Everyone now seems to agree he's no longer inside the embassy, but nobody will say where he's gone, or how he got there. Our take? Mossad is famously good at exfiltrations.

Now let's wrap it up in...

🇦🇹 Austria

We've long flagged Vienna’s reputation as the continent's undisputed espionage capital. That’s partly because of what's there: the UN, OSCE, OPEC, IAEA, etc. But it’s also thanks to Austria's traditional philosophy of 'permissive neutrality' towards Russian espionage — ie, we'll turn a blind eye, just don't target us.

And yet, we continue to sense Austria's tolerance is waning — it’s now expelled 14 Russian spooks since 2020, recently booting another three over that absolute "forest of antennas” up on Russia’s Vienna embassy rooftop — they're not sharpening the signal so Ambassador Grosov can watch the World Cup. They’re hoovering data across the city.
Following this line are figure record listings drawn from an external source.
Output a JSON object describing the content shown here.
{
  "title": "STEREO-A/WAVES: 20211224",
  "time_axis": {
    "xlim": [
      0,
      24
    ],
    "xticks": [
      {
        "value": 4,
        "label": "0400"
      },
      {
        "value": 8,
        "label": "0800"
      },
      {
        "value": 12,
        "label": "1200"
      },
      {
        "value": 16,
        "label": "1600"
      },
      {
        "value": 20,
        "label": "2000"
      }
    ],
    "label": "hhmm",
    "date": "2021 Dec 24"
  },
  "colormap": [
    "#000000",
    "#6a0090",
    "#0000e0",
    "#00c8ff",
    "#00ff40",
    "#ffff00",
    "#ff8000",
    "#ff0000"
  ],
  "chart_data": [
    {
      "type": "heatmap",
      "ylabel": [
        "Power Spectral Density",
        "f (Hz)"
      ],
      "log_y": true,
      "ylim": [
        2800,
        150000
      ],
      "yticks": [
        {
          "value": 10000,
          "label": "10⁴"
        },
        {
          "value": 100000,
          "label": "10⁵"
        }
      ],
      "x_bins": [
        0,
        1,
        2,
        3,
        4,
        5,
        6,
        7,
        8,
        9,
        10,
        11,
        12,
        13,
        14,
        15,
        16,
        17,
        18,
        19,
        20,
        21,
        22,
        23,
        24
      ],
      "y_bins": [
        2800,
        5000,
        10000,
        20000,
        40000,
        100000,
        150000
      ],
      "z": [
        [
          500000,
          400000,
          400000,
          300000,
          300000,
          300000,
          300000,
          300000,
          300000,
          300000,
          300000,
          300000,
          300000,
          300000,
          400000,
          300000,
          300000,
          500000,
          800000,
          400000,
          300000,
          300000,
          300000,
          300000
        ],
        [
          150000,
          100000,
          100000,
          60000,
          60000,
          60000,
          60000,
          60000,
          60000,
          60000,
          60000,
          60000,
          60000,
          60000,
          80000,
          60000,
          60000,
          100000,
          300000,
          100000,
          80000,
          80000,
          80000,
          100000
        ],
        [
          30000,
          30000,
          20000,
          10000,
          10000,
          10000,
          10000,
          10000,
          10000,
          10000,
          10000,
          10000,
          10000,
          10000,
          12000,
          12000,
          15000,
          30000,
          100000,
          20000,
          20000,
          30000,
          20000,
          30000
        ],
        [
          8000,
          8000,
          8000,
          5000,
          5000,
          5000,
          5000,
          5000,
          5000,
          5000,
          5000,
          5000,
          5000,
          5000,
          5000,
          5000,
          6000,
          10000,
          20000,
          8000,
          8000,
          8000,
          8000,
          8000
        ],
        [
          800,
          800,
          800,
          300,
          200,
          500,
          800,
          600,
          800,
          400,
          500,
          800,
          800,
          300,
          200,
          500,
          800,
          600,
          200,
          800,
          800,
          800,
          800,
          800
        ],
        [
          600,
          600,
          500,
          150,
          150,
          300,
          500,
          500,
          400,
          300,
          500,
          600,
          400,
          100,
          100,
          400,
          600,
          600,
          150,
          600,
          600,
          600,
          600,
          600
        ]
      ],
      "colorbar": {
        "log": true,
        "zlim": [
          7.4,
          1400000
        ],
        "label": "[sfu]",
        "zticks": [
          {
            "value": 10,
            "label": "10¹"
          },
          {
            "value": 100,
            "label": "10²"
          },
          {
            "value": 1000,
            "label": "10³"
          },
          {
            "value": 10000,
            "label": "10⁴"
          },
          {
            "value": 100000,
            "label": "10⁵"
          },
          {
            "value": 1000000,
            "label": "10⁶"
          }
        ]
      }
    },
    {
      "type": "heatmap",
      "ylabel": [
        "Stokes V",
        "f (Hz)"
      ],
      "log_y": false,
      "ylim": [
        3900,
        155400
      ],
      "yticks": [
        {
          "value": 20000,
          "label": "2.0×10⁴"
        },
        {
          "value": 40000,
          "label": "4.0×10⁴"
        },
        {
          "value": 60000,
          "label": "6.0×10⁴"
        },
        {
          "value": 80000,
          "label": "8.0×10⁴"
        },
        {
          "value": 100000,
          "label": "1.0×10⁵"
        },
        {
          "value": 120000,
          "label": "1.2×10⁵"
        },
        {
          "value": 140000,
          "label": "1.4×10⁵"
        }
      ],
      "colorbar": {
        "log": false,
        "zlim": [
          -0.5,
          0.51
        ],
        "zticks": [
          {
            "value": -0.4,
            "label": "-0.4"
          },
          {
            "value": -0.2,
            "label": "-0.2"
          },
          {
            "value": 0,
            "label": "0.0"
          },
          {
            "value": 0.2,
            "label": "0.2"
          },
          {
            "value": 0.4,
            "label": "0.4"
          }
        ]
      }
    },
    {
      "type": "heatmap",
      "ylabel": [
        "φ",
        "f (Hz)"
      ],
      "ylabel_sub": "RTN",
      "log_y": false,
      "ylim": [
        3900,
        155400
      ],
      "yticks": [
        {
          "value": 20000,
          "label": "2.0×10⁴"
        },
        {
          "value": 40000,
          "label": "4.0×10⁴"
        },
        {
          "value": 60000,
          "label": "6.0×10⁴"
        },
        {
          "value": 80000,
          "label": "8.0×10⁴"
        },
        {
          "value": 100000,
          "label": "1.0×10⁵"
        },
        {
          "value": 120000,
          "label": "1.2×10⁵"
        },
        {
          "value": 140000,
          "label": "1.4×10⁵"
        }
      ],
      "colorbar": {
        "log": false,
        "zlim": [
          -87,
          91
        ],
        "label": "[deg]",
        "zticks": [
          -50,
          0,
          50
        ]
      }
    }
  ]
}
Oh, and just yesterday, a Brussels court jailed a local businessman who The Insider spectacularly outed as a deep-cover Russian military intel officer, smuggling inputs to sustain Putin's sputtering war machine. Watch for who Putin now 'arrests' for a trade?

Other spy stories just from this week include…

  • China has objected to what it argues is a Japanese spy plane off its coast, while Germany has arrested a Munich couple for extracting military tech for China.

  • Outgoing US spymaster Gabbard has just rescinded an earlier intelligence assessment which had cast doubt on claims foreign adversaries were behind the mysterious Havana Syndrome symptoms hitting Western spies/diplomats.

  • And Israel has arrested a man for helping Iran target infrastructure in Haifa, while the Pentagon has quietly upgraded Israel’s counterintelligence threat to "critical" (the highest) after Israel stepped up its collection on US-Iran talks.